Cichlidae.pl - podyskutujmy o pielęgnicach

Pełna wersja: [bw] liście, liście i inne
Aktualnie przeglądasz uproszczoną wersję forum. Kliknij tutaj, by zobaczyć wersję z pełnym formatowaniem.
Stron: 1 2 3 4 5 6 7 8 9 10 11 12 13 14 15 16 17 18 19 20 21
Dębowa jest chyba najtrwalsza. Nie ma co gotować ani hartować na mrozie- przelej wrzątkiem i do baniaka. Wink
Ja zbieram nawet nie patrze co to byle by suche bylo , oczywiscie dab olcha magnolia dobrze ph zbija czy szyszki olchy
Czytałem gdzieś, że liście mangolii też się nadają. No to po ostatnich liściopadach pozbierałem z trawnika, sparzyłem wrzątkiem i to akwa. Mniej więcej po 2 tyg prawie nic z nich nie zostało, tylko przeźroczyste resztki. Dębowe trzymały się dłużej.

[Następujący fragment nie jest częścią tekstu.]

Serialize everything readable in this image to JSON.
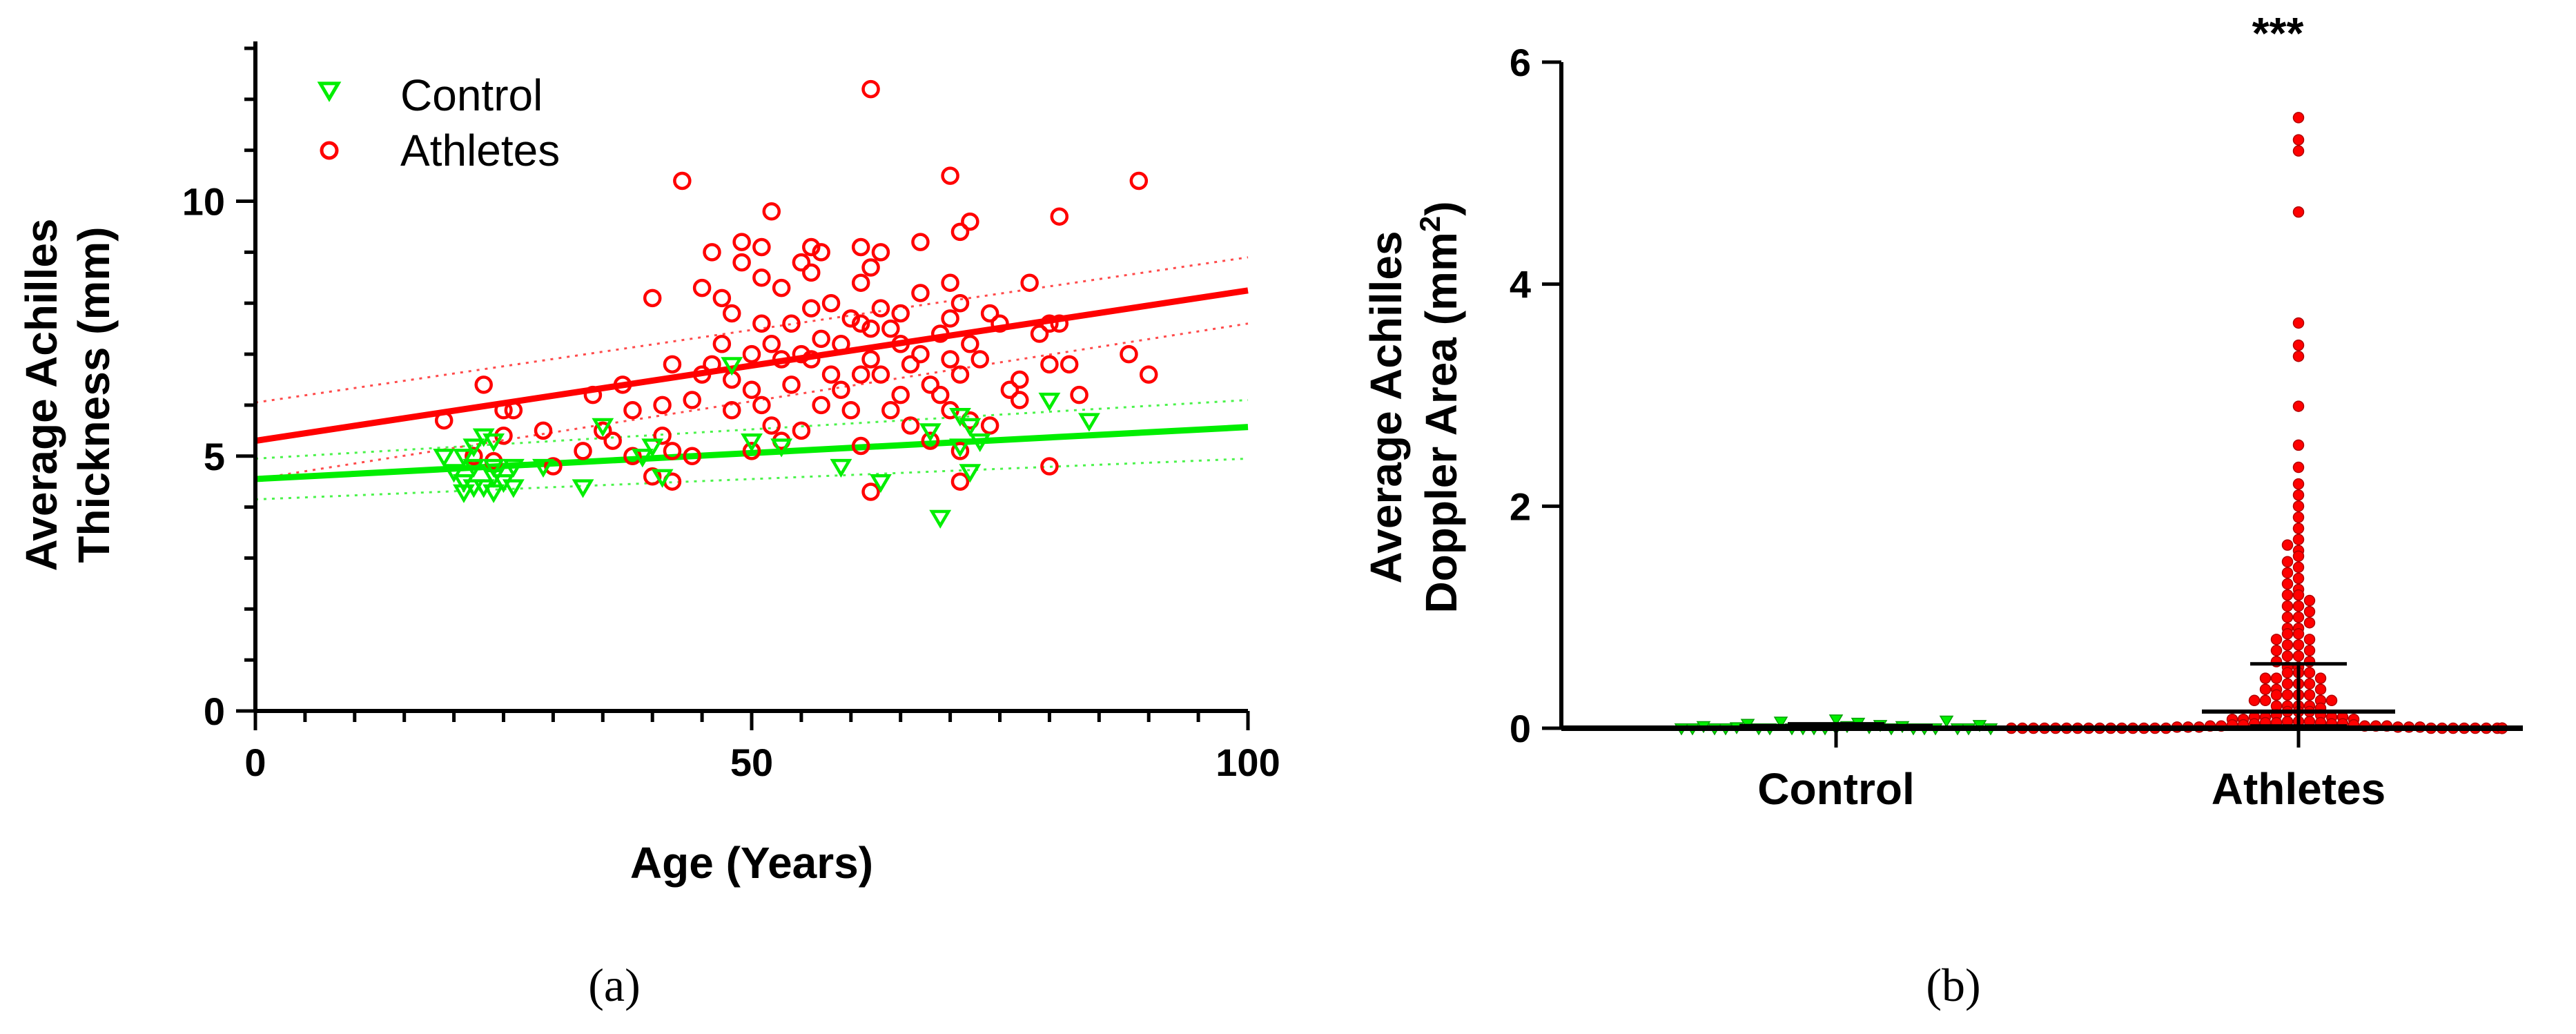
{
  "colors": {
    "control": "#00ee00",
    "athletes": "#ff0000",
    "axis": "#000000"
  },
  "panel_labels": [
    "(a)",
    "(b)"
  ],
  "chart_data": [
    {
      "type": "scatter",
      "title": "",
      "xlabel": "Age (Years)",
      "ylabel_lines": [
        "Average Achilles",
        "Thickness (mm)"
      ],
      "xlim": [
        0,
        100
      ],
      "ylim": [
        0,
        13
      ],
      "xticks": [
        0,
        50,
        100
      ],
      "yticks": [
        0,
        5,
        10
      ],
      "grid": false,
      "legend_position": "top-left",
      "series": [
        {
          "name": "Control",
          "marker": "triangle-down",
          "color": "#00ee00",
          "regression": {
            "intercept": 4.55,
            "slope": 0.0102,
            "ci_low": [
              4.15,
              4.95
            ],
            "ci_high": [
              4.95,
              6.1
            ]
          },
          "points": [
            [
              19,
              5.0
            ],
            [
              20,
              4.7
            ],
            [
              21,
              4.5
            ],
            [
              21,
              4.3
            ],
            [
              21,
              5.0
            ],
            [
              22,
              4.4
            ],
            [
              22,
              5.2
            ],
            [
              22,
              4.8
            ],
            [
              23,
              5.4
            ],
            [
              23,
              4.4
            ],
            [
              24,
              4.3
            ],
            [
              24,
              5.3
            ],
            [
              24,
              4.6
            ],
            [
              24,
              4.8
            ],
            [
              25,
              4.5
            ],
            [
              26,
              4.4
            ],
            [
              26,
              4.8
            ],
            [
              29,
              4.8
            ],
            [
              33,
              4.4
            ],
            [
              35,
              5.6
            ],
            [
              39,
              5.0
            ],
            [
              40,
              5.2
            ],
            [
              41,
              4.6
            ],
            [
              48,
              6.8
            ],
            [
              50,
              5.3
            ],
            [
              53,
              5.2
            ],
            [
              59,
              4.8
            ],
            [
              63,
              4.5
            ],
            [
              68,
              5.5
            ],
            [
              69,
              3.8
            ],
            [
              71,
              5.2
            ],
            [
              71,
              5.8
            ],
            [
              72,
              4.7
            ],
            [
              72,
              5.6
            ],
            [
              73,
              5.3
            ],
            [
              80,
              6.1
            ],
            [
              84,
              5.7
            ]
          ]
        },
        {
          "name": "Athletes",
          "marker": "circle",
          "color": "#ff0000",
          "regression": {
            "intercept": 5.3,
            "slope": 0.0295,
            "ci_low": [
              4.55,
              7.6
            ],
            "ci_high": [
              6.05,
              8.9
            ]
          },
          "points": [
            [
              19,
              5.7
            ],
            [
              22,
              5.0
            ],
            [
              23,
              6.4
            ],
            [
              24,
              4.9
            ],
            [
              25,
              5.9
            ],
            [
              25,
              5.4
            ],
            [
              26,
              5.9
            ],
            [
              29,
              5.5
            ],
            [
              30,
              4.8
            ],
            [
              33,
              5.1
            ],
            [
              34,
              6.2
            ],
            [
              35,
              5.5
            ],
            [
              36,
              5.3
            ],
            [
              37,
              6.4
            ],
            [
              38,
              5.0
            ],
            [
              38,
              5.9
            ],
            [
              40,
              4.6
            ],
            [
              40,
              8.1
            ],
            [
              41,
              5.4
            ],
            [
              41,
              6.0
            ],
            [
              42,
              5.1
            ],
            [
              42,
              6.8
            ],
            [
              42,
              4.5
            ],
            [
              43,
              10.4
            ],
            [
              44,
              6.1
            ],
            [
              44,
              5.0
            ],
            [
              45,
              8.3
            ],
            [
              45,
              6.6
            ],
            [
              46,
              9.0
            ],
            [
              46,
              6.8
            ],
            [
              47,
              8.1
            ],
            [
              47,
              7.2
            ],
            [
              48,
              7.8
            ],
            [
              48,
              6.5
            ],
            [
              48,
              5.9
            ],
            [
              49,
              9.2
            ],
            [
              49,
              8.8
            ],
            [
              50,
              7.0
            ],
            [
              50,
              6.3
            ],
            [
              50,
              5.1
            ],
            [
              51,
              9.1
            ],
            [
              51,
              8.5
            ],
            [
              51,
              7.6
            ],
            [
              51,
              6.0
            ],
            [
              52,
              9.8
            ],
            [
              52,
              7.2
            ],
            [
              52,
              5.6
            ],
            [
              53,
              8.3
            ],
            [
              53,
              6.9
            ],
            [
              53,
              5.3
            ],
            [
              54,
              7.6
            ],
            [
              54,
              6.4
            ],
            [
              55,
              8.8
            ],
            [
              55,
              7.0
            ],
            [
              55,
              5.5
            ],
            [
              56,
              9.1
            ],
            [
              56,
              8.6
            ],
            [
              56,
              7.9
            ],
            [
              56,
              6.9
            ],
            [
              57,
              9.0
            ],
            [
              57,
              7.3
            ],
            [
              57,
              6.0
            ],
            [
              58,
              8.0
            ],
            [
              58,
              6.6
            ],
            [
              59,
              7.2
            ],
            [
              59,
              6.3
            ],
            [
              60,
              7.7
            ],
            [
              60,
              5.9
            ],
            [
              61,
              9.1
            ],
            [
              61,
              8.4
            ],
            [
              61,
              7.6
            ],
            [
              61,
              6.6
            ],
            [
              61,
              5.2
            ],
            [
              62,
              12.2
            ],
            [
              62,
              8.7
            ],
            [
              62,
              7.5
            ],
            [
              62,
              6.9
            ],
            [
              62,
              4.3
            ],
            [
              63,
              9.0
            ],
            [
              63,
              7.9
            ],
            [
              63,
              6.6
            ],
            [
              64,
              7.5
            ],
            [
              64,
              5.9
            ],
            [
              65,
              7.8
            ],
            [
              65,
              7.2
            ],
            [
              65,
              6.2
            ],
            [
              66,
              6.8
            ],
            [
              66,
              5.6
            ],
            [
              67,
              9.2
            ],
            [
              67,
              8.2
            ],
            [
              67,
              7.0
            ],
            [
              68,
              6.4
            ],
            [
              68,
              5.3
            ],
            [
              69,
              7.4
            ],
            [
              69,
              6.2
            ],
            [
              70,
              10.5
            ],
            [
              70,
              8.4
            ],
            [
              70,
              7.7
            ],
            [
              70,
              6.9
            ],
            [
              70,
              5.9
            ],
            [
              71,
              9.4
            ],
            [
              71,
              8.0
            ],
            [
              71,
              6.6
            ],
            [
              71,
              5.1
            ],
            [
              71,
              4.5
            ],
            [
              72,
              9.6
            ],
            [
              72,
              7.2
            ],
            [
              72,
              5.7
            ],
            [
              73,
              6.9
            ],
            [
              74,
              7.8
            ],
            [
              74,
              5.6
            ],
            [
              75,
              7.6
            ],
            [
              76,
              6.3
            ],
            [
              77,
              6.1
            ],
            [
              77,
              6.5
            ],
            [
              78,
              8.4
            ],
            [
              79,
              7.4
            ],
            [
              80,
              7.6
            ],
            [
              80,
              6.8
            ],
            [
              80,
              4.8
            ],
            [
              81,
              9.7
            ],
            [
              81,
              7.6
            ],
            [
              82,
              6.8
            ],
            [
              83,
              6.2
            ],
            [
              88,
              7.0
            ],
            [
              89,
              10.4
            ],
            [
              90,
              6.6
            ]
          ]
        }
      ]
    },
    {
      "type": "scatter",
      "title": "",
      "xlabel": "",
      "ylabel_lines": [
        "Average Achilles",
        "Doppler Area (mm",
        "2",
        ")"
      ],
      "categories": [
        "Control",
        "Athletes"
      ],
      "ylim": [
        0,
        6
      ],
      "yticks": [
        0,
        2,
        4,
        6
      ],
      "grid": false,
      "significance": "***",
      "series": [
        {
          "name": "Control",
          "marker": "triangle-down",
          "color": "#00ee00",
          "median": 0.02,
          "iqr": [
            0.0,
            0.04
          ],
          "values": [
            0.0,
            0.0,
            0.02,
            0.0,
            0.05,
            0.0,
            0.01,
            0.0,
            0.03,
            0.06,
            0.0,
            0.0,
            0.02,
            0.0,
            0.0,
            0.04,
            0.0,
            0.01,
            0.0,
            0.0,
            0.07,
            0.0,
            0.0,
            0.02,
            0.0,
            0.0,
            0.03,
            0.0,
            0.0,
            0.08
          ]
        },
        {
          "name": "Athletes",
          "marker": "circle",
          "color": "#ff0000",
          "median": 0.15,
          "iqr": [
            0.02,
            0.58
          ],
          "values": [
            5.5,
            5.3,
            5.2,
            4.65,
            3.65,
            3.45,
            3.35,
            2.9,
            2.55,
            2.35,
            2.2,
            2.1,
            2.0,
            1.9,
            1.8,
            1.7,
            1.65,
            1.6,
            1.55,
            1.5,
            1.45,
            1.4,
            1.35,
            1.3,
            1.25,
            1.2,
            1.2,
            1.15,
            1.1,
            1.1,
            1.05,
            1.0,
            1.0,
            0.95,
            0.9,
            0.9,
            0.85,
            0.85,
            0.8,
            0.8,
            0.75,
            0.75,
            0.7,
            0.7,
            0.65,
            0.65,
            0.6,
            0.6,
            0.55,
            0.55,
            0.5,
            0.5,
            0.5,
            0.45,
            0.45,
            0.45,
            0.4,
            0.4,
            0.4,
            0.35,
            0.35,
            0.35,
            0.3,
            0.3,
            0.3,
            0.3,
            0.25,
            0.25,
            0.25,
            0.25,
            0.2,
            0.2,
            0.2,
            0.2,
            0.18,
            0.15,
            0.15,
            0.15,
            0.12,
            0.12,
            0.1,
            0.1,
            0.1,
            0.1,
            0.08,
            0.08,
            0.08,
            0.06,
            0.06,
            0.06,
            0.05,
            0.05,
            0.05,
            0.04,
            0.04,
            0.04,
            0.03,
            0.03,
            0.03,
            0.02,
            0.02,
            0.02,
            0.02,
            0.02,
            0.01,
            0.01,
            0.01,
            0.01,
            0.01,
            0.01,
            0.0,
            0.0,
            0.0,
            0.0,
            0.0,
            0.0,
            0.0,
            0.0,
            0.0,
            0.0,
            0.0,
            0.0,
            0.0,
            0.0,
            0.0,
            0.0,
            0.0,
            0.0,
            0.0,
            0.0,
            0.0,
            0.0,
            0.0,
            0.0,
            0.0,
            0.0,
            0.0,
            0.0,
            0.0,
            0.0
          ]
        }
      ]
    }
  ]
}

Orzech włoski też może być?
Liście orzecha włoskiego i laskowego też ładnie barwią wodę. Ja ożywam i nie zauważyłem negatywnych wpływów.
Orzech włoski potrafi się równie szybko jak magnolia rozłożyć. Big Grin
Mam tę bukową korę w akwarium już kilka miesięcy i nadal jest twarda. Jak Ruki pisał, że szybko się rozkłada to myślałem, że w kilka tygodni zniknie. Leży już na dnie z pół roku i nic nie zapowiada jej końca.

Kora pozyskana z suchego (rocznego) drewna przeznaczonego na opał. Przed umieszczeniem w akwarium gotowałem ją 2-3 razy żeby pozbyć się garbników.
Po około 8-9 miesiącach kora dębowa w moim akwarium zrobiła się na tyle krucha, że można łamać ją w palcach. Jeszcze sama się nie rozpada Wink
Czy używał ktoś liści wierzby? A gałązki wierzby które puszczają korzenie i pędy?
Czy w rezultacie nie gniją? Nie ma problemów z kwasem salicylowym? Widziałem że niektórzy używają kory z wierzby, bez negatywnego wpływu na wodę?
Liście wierzby dość szybko się rozkładają, ale fajnie wyglądają. Gałązki, gałęzie używałem, ale nigdy nie puszczały mi liści czy korzeni.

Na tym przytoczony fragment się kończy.